Golden Globe-winner Clint Eastwood has always been the ultimate screen cowboy since the early days of his career through his recent drama Cry Macho which he directed and acted in last year. It’s hard to name a more iconic Eastwood character than The Man with No Name, a mysterious protagonist of Sergio Leone’s genre-defining Dollars Trilogy consisting of A Fistful of Dollars (1964), For A Few Dollars More (1965), and The Good, The Bad, and The Ugly (1966). Every screen cowboy since then lives in the shadow of The Man.

 

The son of Lloyd Bridges, Gary Cooper’s deputy in High Noon, Golden Globe-winner Jeff Bridges has appeared in quite a lot of Westerns and Western-related movies. His role in Hell or High Water garnered him his second Golden Globe nomination in 2017. Though not playing an actual cowboy, Bridges is considered one of the major stars of this genre, his role in the Coen Brothers’ True Grit included.

 

One of the most well-known onscreen cowboys is obviously Sheriff Woody– an old-fashioned pull-string cowboy rag doll and a star of the Disney-Pixar Golden Globe-winning Toy Story animated franchise.

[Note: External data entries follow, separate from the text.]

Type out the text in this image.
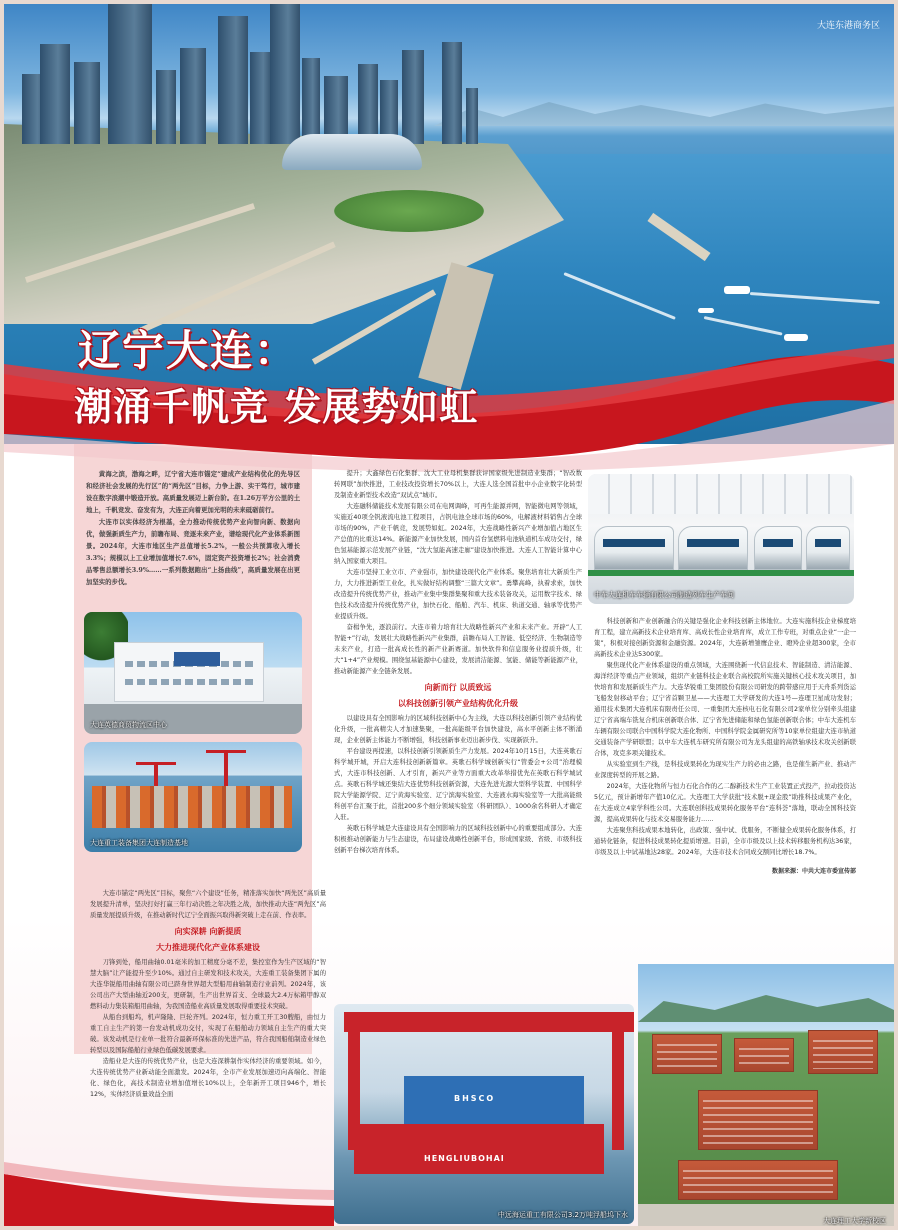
大连东港商务区
辽宁大连：
潮涌千帆竞 发展势如虹

黄海之滨，渤海之畔，辽宁省大连市锚定“建成产业结构优化的先导区和经济社会发展的先行区”的“两先区”目标，力争上游、实干笃行，城市建设在数字浪潮中锻造开放。高质量发展迈上新台阶。在1.26万平方公里的土地上，千帆竞发、奋发有为，大连正向着更加光明的未来砥砺前行。

大连市以实体经济为根基，全力推动传统优势产业向智向新、数据向优，做强新质生产力，前瞻布局、竞逐未来产业，谱绘现代化产业体系新图景。2024年，大连市地区生产总值增长5.2%，一般公共预算收入增长3.3%；规模以上工业增加值增长7.6%，固定资产投资增长2%；社会消费品零售总额增长3.9%……一系列数据跑出“上扬曲线”，高质量发展在出更加坚实的步伐。

大连英德商贸物流区中心
大连重工装备集团大连制造基地

大连市锚定“两先区”目标，聚焦“六个建设”任务，精准落实加快“两先区”高质量发展提升清单，坚决打好打赢三年行动决胜之年决胜之战，加快推动大连“两先区”高质量发展提质升级，在推动新时代辽宁全面振兴取得新突破上走在前、作表率。

向实深耕 向新提质

大力推进现代化产业体系建设

刀锋到处，船用曲轴0.01毫米的加工精度分毫不差，集控室作为生产区域的“智慧大脑”让产能提升至少10%。通过自主研发和技术攻关，大连重工装备集团下属的大连华锐船用曲轴有限公司已跻身世界超大型船用曲轴制造行业前列。2024年，该公司出产大型曲轴近200支，更研制，生产出世界首支、全球最大2.4万标箱甲醇双燃料动力集装箱船用曲轴，为我国造船业高质量发展取得重要技术突破。

从船台到船坞，机声隆隆、巨轮齐列。2024年，恒力重工开工30艘船，由恒力重工自主生产的第一台发动机成功交付，实现了在船舶动力领域自主生产的重大突破。该发动机是行业单一批符合最新环保标准的先进产品，符合我国船舶制造业绿色转型以及国际船舶行业绿色低碳发展要求。

造船业是大连的传统优势产业，也是大连深耕制作实体经济的重要领域。如今，大连传统优势产业新动能全面激发。2024年，全市产业发展加速迈向高端化、智能化、绿色化，高技术制造业增加值增长10%以上，全年新开工项目946个，增长12%，实体经济质量效益全面

提升；大鑫绿色石化集群、沈大工业母机集群获评国家级先进制造业集群；“智改数转网联”加快推进，工业技改投资增长70%以上，大连人选全国首批中小企业数字化转型及制造业新型技术改造“双试点”城市。

大连融科储能技术发展有限公司在电网调峰，可再生能源并网，智能微电网等领域，实施近40项全钒液流电池工程项目，占钒电池全球市场的60%，电解液材料销售占全球市场的90%，产业千帆竞，发展势如虹。2024年，大连战略性新兴产业增加值占地区生产总值的比重达14%。新能源产业加快发展，国内首台氢燃料电池轨道机车成功交付，绿色氢基能源示范发展产业链，“沈大氢能高速走廊”建设加快推进。大连人工智能计算中心纳入国家重大项目。

大连市坚持工业立市、产业强市，加快建设现代化产业体系。聚焦培育壮大新质生产力，大力推进新型工业化，扎实做好结构调整“三篇大文章”。勇攀高峰，执着求索，加快改造提升传统优势产业，推动产业集中集群集聚和重大技术装备攻关，运用数字技术、绿色技术改造提升传统优势产业，加快石化、船舶、汽车、机床、轨道交通、轴承等优势产业提质升级。

奋楫争先，逐浪前行。大连市着力培育壮大战略性新兴产业和未来产业。开辟“人工智能+”行动，发展壮大战略性新兴产业集群，前瞻布局人工智能、低空经济、生物制造等未来产业，打造一批高成长性的新产业新赛道。加快软件和信息服务业提质升级，壮大“1+4”产业规模。围绕氢基能源中心建设，发展清洁能源、氢能、储能等新能源产业，推动新能源产业全链条发展。

向新而行 以质致远

以科技创新引领产业结构优化升级

以建设具有全国影响力的区域科技创新中心为主线，大连以科技创新引领产业结构优化升级，一批高精尖人才加速集聚，一批高能级平台加快建设，高水平创新主体不断涌现，企业创新主体能力不断增强，科技创新事业迈出新步伐、实现新跃升。

平台建设再提速，以科技创新引领新质生产力发展。2024年10月15日，大连英歌石科学城开城，开启大连科技创新新篇章。英歌石科学城创新实行“管委会+公司”治理模式，大连市科技创新、人才引育，新兴产业等方面重大改革举措优先在英歌石科学城试点。英歌石科学城还集结大连优势科技创新资源，大连先进光源大型科学装置、中国科学院大学能源学院、辽宁黄海实验室、辽宁滨海实验室、大连液水海实验室等一大批高能级科创平台汇聚于此，首批200多个细分领域实验室（科研团队）、1000余名科研人才确定入驻。

英歌石科学城是大连建设具有全国影响力的区域科技创新中心的重要组成部分。大连积极推动创新能力与生态建设，布局建设战略性创新平台，形成国家级、省级、市级科技创新平台梯次培育体系。

中车大连机车车辆有限公司制造列车生产车间

科技创新和产业创新融合的关键是强化企业科技创新主体地位。大连实施科技企业梯度培育工程，建立高新技术企业培育库、高成长性企业培育库，成立工作专班，对重点企业“一企一策”，积极对接创新资源和金融资源。2024年，大连新增雏鹰企业、瞪羚企业超300家，全市高新技术企业达5300家。

聚焦现代化产业体系建设的重点领域，大连围绕新一代信息技术、智能制造、清洁能源、海洋经济等重点产业领域，组织产业链科技企业联合高校院所实施关键核心技术攻关项目，加快培育和发展新质生产力。大连华锐重工集团股份有限公司研发的跨带感应用于天舟系列货运飞船发射移动平台；辽宁省首颗卫星——大连理工大学研发的大连1号—连理卫星成功发射；通用技术集团大连机床有限责任公司、一重集团大连核电石化有限公司2家单位分别牵头组建辽宁省高端车铣复合机床创新联合体、辽宁省先进储能和绿色氢能创新联合体；中车大连机车车辆有限公司联合中国科学院大连化物所、中国科学院金属研究所等10家单位组建大连市轨道交通装备产学研联盟；以中车大连机车研究所有限公司为龙头组建的高铁轴承技术攻关创新联合体，攻克多项关键技术。

从实验室到生产线，是科技成果转化为现实生产力的必由之路，也是催生新产业、推动产业深度转型的开展之路。

2024年，大连化物所与恒力石化合作的乙二醇新技术生产工业装置正式投产，拉动投资达5亿元，预计新增年产值10亿元。大连理工大学获批“技术脱+现金股”助推科技成果产业化，在大连成立4家学科性公司。大连联创科技成果转化服务平台“连科荟”落地，联动全国科技资源，提高成果转化与技术交易服务能力……

大连聚焦科技成果本地转化，出政策、强中试、优服务，不断健全成果转化服务体系，打通转化链条，促进科技成果转化提质增速。目前，全市市级及以上技术转移服务机构达36家，市级及以上中试基地达28家。2024年，大连市技术合同成交额同比增长18.7%。

数据来源：中共大连市委宣传部

BHSCO
HENGLIUBOHAI
中远海运重工有限公司3.2万吨浮船坞下水
大连理工大学新校区
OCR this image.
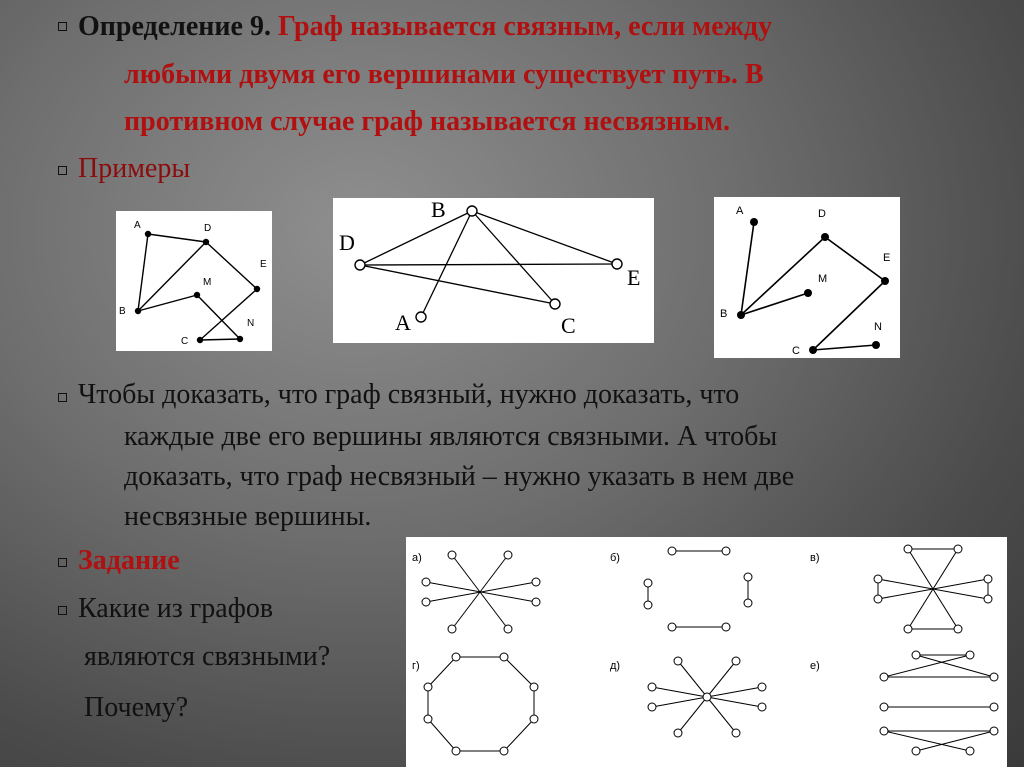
Определение 9. Граф называется связным, если между
любыми двумя его вершинами существует путь. В
противном случае граф называется несвязным.
Примеры
A	D
E
M
B
N
C
B
D
E
A	C
A	D
E
M
B
N
C
Чтобы доказать, что граф связный, нужно доказать, что
каждые две его вершины являются связными. А чтобы
доказать, что граф несвязный – нужно указать в нем две
несвязные вершины.
Задание
Какие из графов
являются связными?
Почему?
а)	б)	в)
г)	д)	е)
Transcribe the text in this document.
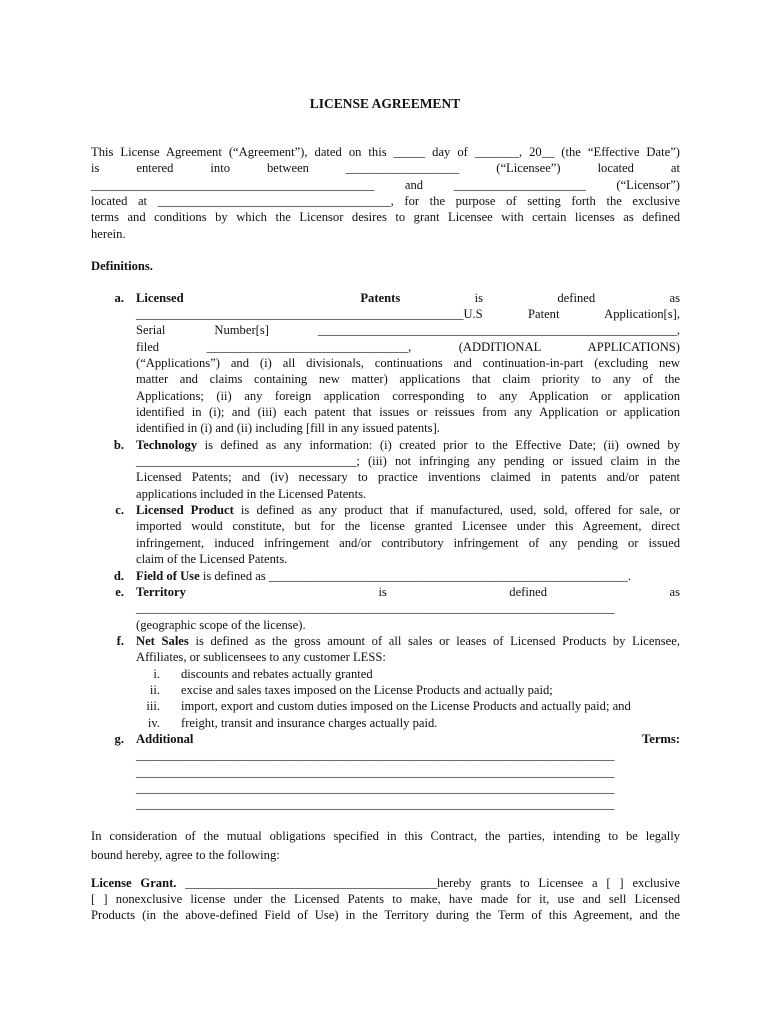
LICENSE AGREEMENT
This License Agreement (“Agreement”), dated on this _____ day of _______, 20__ (the “Effective Date”)
is entered into between __________________ (“Licensee”) located at
_____________________________________________ and _____________________ (“Licensor”)
located at _____________________________________, for the purpose of setting forth the exclusive
terms and conditions by which the Licensor desires to grant Licensee with certain licenses as defined
herein.
Definitions.
a. Licensed	Patents	is	defined	as
____________________________________________________U.S Patent Application[s],
Serial Number[s] _________________________________________________________,
filed ________________________________, (ADDITIONAL APPLICATIONS)
(“Applications”) and (i) all divisionals, continuations and continuation-in-part (excluding new
matter and claims containing new matter) applications that claim priority to any of the
Applications; (ii) any foreign application corresponding to any Application or application
identified in (i); and (iii) each patent that issues or reissues from any Application or application
identified in (i) and (ii) including [fill in any issued patents].
b. Technology is defined as any information: (i) created prior to the Effective Date; (ii) owned by
___________________________________; (iii) not infringing any pending or issued claim in the
Licensed Patents; and (iv) necessary to practice inventions claimed in patents and/or patent
applications included in the Licensed Patents.
c. Licensed Product is defined as any product that if manufactured, used, sold, offered for sale, or
imported would constitute, but for the license granted Licensee under this Agreement, direct
infringement, induced infringement and/or contributory infringement of any pending or issued
claim of the Licensed Patents.
d. Field of Use is defined as _________________________________________________________.
e. Territory	is	defined	as
____________________________________________________________________________
(geographic scope of the license).
f. Net Sales is defined as the gross amount of all sales or leases of Licensed Products by Licensee,
Affiliates, or sublicensees to any customer LESS:
i. discounts and rebates actually granted
ii. excise and sales taxes imposed on the License Products and actually paid;
iii. import, export and custom duties imposed on the License Products and actually paid; and
iv. freight, transit and insurance charges actually paid.
g. Additional	Terms:
____________________________________________________________________________
____________________________________________________________________________
____________________________________________________________________________
____________________________________________________________________________
In consideration of the mutual obligations specified in this Contract, the parties, intending to be legally
bound hereby, agree to the following:
License Grant. ________________________________________hereby grants to Licensee a [ ] exclusive
[ ] nonexclusive license under the Licensed Patents to make, have made for it, use and sell Licensed
Products (in the above-defined Field of Use) in the Territory during the Term of this Agreement, and the
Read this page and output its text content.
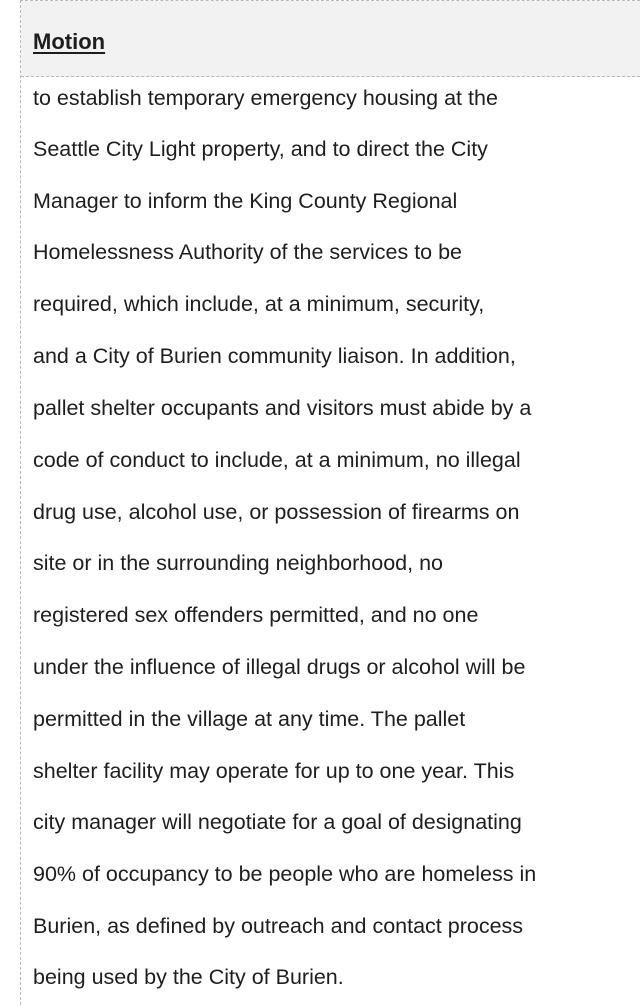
Motion
to establish temporary emergency housing at the
Seattle City Light property, and to direct the City
Manager to inform the King County Regional
Homelessness Authority of the services to be
required, which include, at a minimum, security,
and a City of Burien community liaison. In addition,
pallet shelter occupants and visitors must abide by a
code of conduct to include, at a minimum, no illegal
drug use, alcohol use, or possession of firearms on
site or in the surrounding neighborhood, no
registered sex offenders permitted, and no one
under the influence of illegal drugs or alcohol will be
permitted in the village at any time. The pallet
shelter facility may operate for up to one year. This
city manager will negotiate for a goal of designating
90% of occupancy to be people who are homeless in
Burien, as defined by outreach and contact process
being used by the City of Burien.
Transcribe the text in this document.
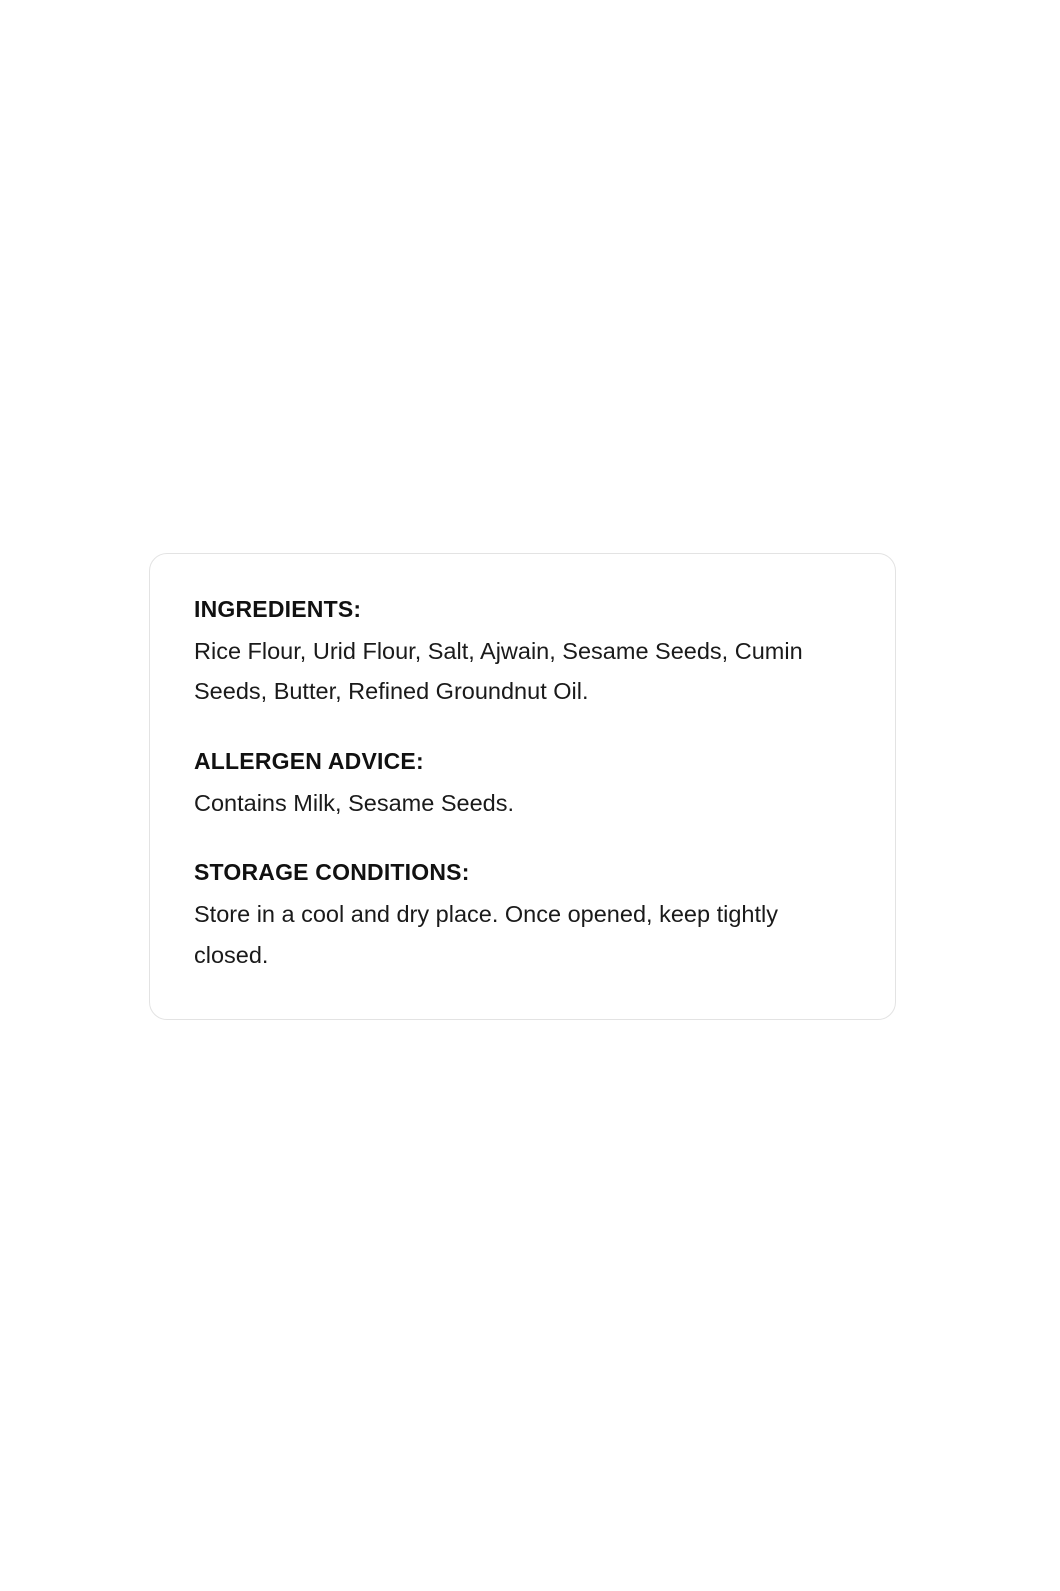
INGREDIENTS:

Rice Flour, Urid Flour, Salt, Ajwain, Sesame Seeds, Cumin Seeds, Butter, Refined Groundnut Oil.

ALLERGEN ADVICE:

Contains Milk, Sesame Seeds.

STORAGE CONDITIONS:

Store in a cool and dry place. Once opened, keep tightly closed.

Named after Woody Strode, a character actor known for many roles in Western films, Sheriff Woody is voiced by Golden Globe-winner Tom Hanks though Clint Eastwood and Paul Newman were considered for this role. With his voice-box activated by pull-strings to say such phrases as ‘reach for the sky!’ or ‘you’re my favorite deputy,’ Woody has been Andy’s favorite toy since kindergarten and the leader of the toys in Andy’s room. Curiously, he is faced with the challenge of competing for Andy’s love with a space ranger named Buzz Lightyear, thus becoming a metaphor for the fact that space sci-fi sagas succeeded in replacing Westerns in pop culture at a certain point.